Sunday, July 8, 2018

Favorite (four), part fifty-three

Just like in my other fifty-two posts in this series, I want to take a second to single out the highlights of my recent film viewing.  Most of the films I have been glad to see but only very few have stayed with me.  This series is my filter for those and my hope is one or two will be good to you as well.

Zachary Treitz's Men Go To Battle
The kind of imaginative lo-fi work that makes me rethink my normal skepticism around low budget digital filmmaking.  It feels like the cinematic equivalent to something Will Oldham might author.  It is quiet and earthy and comfortable just being pure and unadorned.  The acting is tremendous, and its restraint from using much light or music refreshing.  As strong of an American micro-indy as I have seen since Blue Ruin.

Frederick Wiseman's Law and Order
Aside from Wiseman's complete formal discipline, what might be most impressive about his work are the moments he is able to capture.  Whether it is the angry father at the end or the belligerent juvenile early on, the characters he finds in the scenes he shows us feel so raw, so real, and so rich it is like we have never seen humans going through real emotions on film before.  It is such pure cinema, Wiseman's work, and such a successful approach.  For anyone that wants to see moments deflected exactly as the artist found them, without any fluff and without any fear that the sheer moment would have enough heft or interest on its own, these are hours full of reward.  

Kasper Collins' I Called Him Morgan
An unusually absorbing doc that not only gives us Morgan's greatness but also gives us other dimensions like a deeper understanding of jazz as black classical music or of the human capacity to forgive even in the midst of great anger.  Collins' most impressive achievement might be his ability to take a paucity of Morgan footage and supplement it with shots of skylines and nature without making it all feel like hollow re-enactments.
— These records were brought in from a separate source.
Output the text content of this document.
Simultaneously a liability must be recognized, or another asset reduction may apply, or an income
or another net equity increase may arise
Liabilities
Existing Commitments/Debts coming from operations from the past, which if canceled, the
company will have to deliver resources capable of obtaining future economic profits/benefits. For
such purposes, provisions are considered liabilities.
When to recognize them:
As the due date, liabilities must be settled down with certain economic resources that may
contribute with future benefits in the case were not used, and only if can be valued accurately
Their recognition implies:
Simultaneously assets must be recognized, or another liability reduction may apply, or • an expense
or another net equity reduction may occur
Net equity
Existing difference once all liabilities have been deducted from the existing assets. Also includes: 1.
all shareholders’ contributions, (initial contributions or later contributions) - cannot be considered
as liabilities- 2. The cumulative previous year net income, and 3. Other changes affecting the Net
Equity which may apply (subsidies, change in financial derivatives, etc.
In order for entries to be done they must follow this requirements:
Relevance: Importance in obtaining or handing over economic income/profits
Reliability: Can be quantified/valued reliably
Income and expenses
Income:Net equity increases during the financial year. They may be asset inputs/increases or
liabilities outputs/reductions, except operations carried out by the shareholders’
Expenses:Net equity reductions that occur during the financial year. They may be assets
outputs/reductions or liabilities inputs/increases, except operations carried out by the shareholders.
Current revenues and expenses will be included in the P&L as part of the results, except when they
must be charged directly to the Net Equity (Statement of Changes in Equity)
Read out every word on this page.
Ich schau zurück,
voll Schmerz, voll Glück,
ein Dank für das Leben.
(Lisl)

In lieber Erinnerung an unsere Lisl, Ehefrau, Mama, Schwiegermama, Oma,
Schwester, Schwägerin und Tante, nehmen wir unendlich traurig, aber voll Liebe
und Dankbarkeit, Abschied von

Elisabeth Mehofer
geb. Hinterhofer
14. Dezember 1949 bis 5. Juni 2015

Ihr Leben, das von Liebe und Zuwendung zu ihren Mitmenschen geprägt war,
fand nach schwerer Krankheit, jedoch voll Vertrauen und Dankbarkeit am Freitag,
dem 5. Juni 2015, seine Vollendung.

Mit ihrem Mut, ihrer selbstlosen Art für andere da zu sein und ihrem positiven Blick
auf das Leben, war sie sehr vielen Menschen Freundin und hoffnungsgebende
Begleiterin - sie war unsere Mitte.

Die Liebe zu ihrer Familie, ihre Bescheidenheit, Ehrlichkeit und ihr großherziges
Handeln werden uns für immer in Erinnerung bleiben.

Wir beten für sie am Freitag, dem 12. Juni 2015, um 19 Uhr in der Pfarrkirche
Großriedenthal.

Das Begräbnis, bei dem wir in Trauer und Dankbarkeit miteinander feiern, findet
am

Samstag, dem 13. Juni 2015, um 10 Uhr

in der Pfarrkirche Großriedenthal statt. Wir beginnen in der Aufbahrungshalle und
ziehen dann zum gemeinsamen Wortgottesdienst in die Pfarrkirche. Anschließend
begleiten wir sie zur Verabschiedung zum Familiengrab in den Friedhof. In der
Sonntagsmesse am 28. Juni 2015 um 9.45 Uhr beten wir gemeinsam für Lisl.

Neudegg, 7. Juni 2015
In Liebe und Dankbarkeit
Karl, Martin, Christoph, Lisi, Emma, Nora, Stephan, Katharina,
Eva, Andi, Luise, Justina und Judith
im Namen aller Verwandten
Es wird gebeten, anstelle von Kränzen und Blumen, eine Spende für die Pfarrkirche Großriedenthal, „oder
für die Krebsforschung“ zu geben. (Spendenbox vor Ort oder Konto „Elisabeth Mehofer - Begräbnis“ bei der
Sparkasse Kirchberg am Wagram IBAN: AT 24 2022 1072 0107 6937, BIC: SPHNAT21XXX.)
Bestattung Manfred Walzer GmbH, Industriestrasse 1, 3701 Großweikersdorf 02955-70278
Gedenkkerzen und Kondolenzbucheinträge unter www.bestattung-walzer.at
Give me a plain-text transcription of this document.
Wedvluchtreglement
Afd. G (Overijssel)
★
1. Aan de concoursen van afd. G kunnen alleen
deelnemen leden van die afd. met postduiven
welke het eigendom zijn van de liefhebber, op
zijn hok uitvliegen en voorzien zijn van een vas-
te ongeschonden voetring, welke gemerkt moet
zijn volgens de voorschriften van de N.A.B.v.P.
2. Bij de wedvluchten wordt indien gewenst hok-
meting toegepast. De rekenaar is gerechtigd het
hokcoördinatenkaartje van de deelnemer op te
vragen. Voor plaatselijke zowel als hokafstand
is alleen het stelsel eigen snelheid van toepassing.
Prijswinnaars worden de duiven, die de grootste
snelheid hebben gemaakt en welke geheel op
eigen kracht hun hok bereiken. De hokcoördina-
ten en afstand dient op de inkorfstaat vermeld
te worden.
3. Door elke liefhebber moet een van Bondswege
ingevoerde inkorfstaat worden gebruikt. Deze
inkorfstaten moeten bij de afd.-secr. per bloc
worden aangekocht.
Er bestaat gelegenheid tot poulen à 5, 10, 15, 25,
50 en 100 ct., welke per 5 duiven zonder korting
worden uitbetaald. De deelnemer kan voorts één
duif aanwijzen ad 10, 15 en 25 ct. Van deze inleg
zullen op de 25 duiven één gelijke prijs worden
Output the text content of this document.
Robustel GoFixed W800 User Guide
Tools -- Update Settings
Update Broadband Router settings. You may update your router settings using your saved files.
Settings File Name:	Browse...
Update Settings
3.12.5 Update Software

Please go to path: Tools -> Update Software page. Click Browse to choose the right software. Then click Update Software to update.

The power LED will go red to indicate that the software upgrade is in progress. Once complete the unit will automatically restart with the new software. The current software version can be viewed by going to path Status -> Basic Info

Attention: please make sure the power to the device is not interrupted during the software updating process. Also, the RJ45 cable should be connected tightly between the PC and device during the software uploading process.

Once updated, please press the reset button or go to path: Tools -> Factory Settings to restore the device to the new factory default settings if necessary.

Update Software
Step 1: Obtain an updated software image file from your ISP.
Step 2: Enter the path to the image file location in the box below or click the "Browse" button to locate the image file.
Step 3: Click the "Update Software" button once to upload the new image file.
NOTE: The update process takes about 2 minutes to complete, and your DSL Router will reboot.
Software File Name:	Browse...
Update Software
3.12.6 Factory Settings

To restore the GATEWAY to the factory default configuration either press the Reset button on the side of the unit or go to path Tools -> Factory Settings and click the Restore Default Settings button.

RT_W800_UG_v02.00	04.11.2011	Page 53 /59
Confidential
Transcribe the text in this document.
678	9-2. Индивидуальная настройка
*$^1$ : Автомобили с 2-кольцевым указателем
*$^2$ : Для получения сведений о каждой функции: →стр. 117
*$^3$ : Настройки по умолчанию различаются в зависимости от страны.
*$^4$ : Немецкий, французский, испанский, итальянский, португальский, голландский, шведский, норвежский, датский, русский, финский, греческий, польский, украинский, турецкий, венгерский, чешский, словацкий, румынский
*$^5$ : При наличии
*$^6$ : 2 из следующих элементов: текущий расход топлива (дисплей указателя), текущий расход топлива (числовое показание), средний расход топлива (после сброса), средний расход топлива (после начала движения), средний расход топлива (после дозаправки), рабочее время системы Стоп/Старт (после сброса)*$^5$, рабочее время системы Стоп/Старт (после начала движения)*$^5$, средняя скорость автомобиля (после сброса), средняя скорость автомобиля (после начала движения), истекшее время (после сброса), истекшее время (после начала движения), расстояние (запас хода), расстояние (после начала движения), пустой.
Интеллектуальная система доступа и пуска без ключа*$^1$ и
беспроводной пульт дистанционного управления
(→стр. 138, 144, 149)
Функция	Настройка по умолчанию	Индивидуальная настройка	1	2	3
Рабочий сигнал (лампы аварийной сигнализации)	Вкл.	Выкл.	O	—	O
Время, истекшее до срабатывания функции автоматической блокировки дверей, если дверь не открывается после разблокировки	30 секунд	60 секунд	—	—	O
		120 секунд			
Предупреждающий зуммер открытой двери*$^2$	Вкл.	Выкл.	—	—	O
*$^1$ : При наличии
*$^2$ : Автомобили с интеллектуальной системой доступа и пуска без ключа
Peter Kunhardt's King in the Wilderness
Kunhardt's style is nothing remarkable and the music can be overdone and cloying at times, but Kunhardt reveals sides of King's life that adds dimensions to my understanding of him.  Most remarkable to me was the idea of non-violence as the more radical response, as compared to retaliation, to hatred and racism.  According to King, "...if you're really going to be free, you have to overcome the love of wealth and the fear of death."